Dopo aver scoperto di condividere col suo collega malato un tipo raro di sangue, Tim Cook si è sottoposto ad una batteria di test in un ospedale "lontano dalla Bay Area per non essere riconosciuto" e ha poi offerto il proprio fegato a Jobs. Ma lui rifiutò.
"Uno davvero egoista non avrebbe risposto così," afferma Cook.

Nel libro si racconta anche quando Steve Jobs e il CEO di Disney Bob Iger contemplavano la possibilità di acquisire Yahoo! per spingere Apple nel mercato della ricerca online, ma alcune delle informazioni rivelate cozzano un po' con l'altra biografia, quella ufficiale di Walter Isaacson.

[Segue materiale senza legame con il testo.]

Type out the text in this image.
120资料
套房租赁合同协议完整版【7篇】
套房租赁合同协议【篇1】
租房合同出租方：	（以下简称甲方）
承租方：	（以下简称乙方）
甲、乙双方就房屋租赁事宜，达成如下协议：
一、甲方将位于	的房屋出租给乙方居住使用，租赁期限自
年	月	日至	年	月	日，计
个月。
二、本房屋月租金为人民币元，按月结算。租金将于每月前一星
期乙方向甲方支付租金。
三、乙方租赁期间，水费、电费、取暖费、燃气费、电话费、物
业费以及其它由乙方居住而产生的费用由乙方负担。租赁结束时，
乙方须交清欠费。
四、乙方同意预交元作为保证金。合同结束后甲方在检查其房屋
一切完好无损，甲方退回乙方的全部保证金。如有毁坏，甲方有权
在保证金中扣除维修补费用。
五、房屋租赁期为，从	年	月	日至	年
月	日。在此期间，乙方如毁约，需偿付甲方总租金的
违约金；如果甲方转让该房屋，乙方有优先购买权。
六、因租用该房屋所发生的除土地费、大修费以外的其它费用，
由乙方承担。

Ma c'è un'altra discrepanza, ancora più stridente. Nel racconto di Isaacson, Jobs "aveva in mente tre cose che voleva reinventare: la televisione, i libri e la fotografia. [...] parlando di televisione, mi ha detto che l’”aveva inquadrata” e una volta ha affermato che “non c’è ragione per avere telecomandi tanto complicati." In Becoming Steve Jobs, invece, si legge che Jobs non era affatto interessato alla tv, e anzi, confidandosi con Jonathan Ive, avrebbe dichiarato "La tv proprio non mi piace. Apple non farà mai più una tv."

Queste indiscrezioni sono emerse grazie alla funzione "Leggi l'estratto dei Libri di Amazon" ma poiché stavano rovinandone il debutto bruciando gran parte degli scoop, il colosso dell'e-commerce ha subito rimosso le porzioni di testo più interessanti. E se John Gruber di Daring Fireball l'ha additato come il "libro su Steve Jobs che il mondo si merita" un motivo ci sarà pure.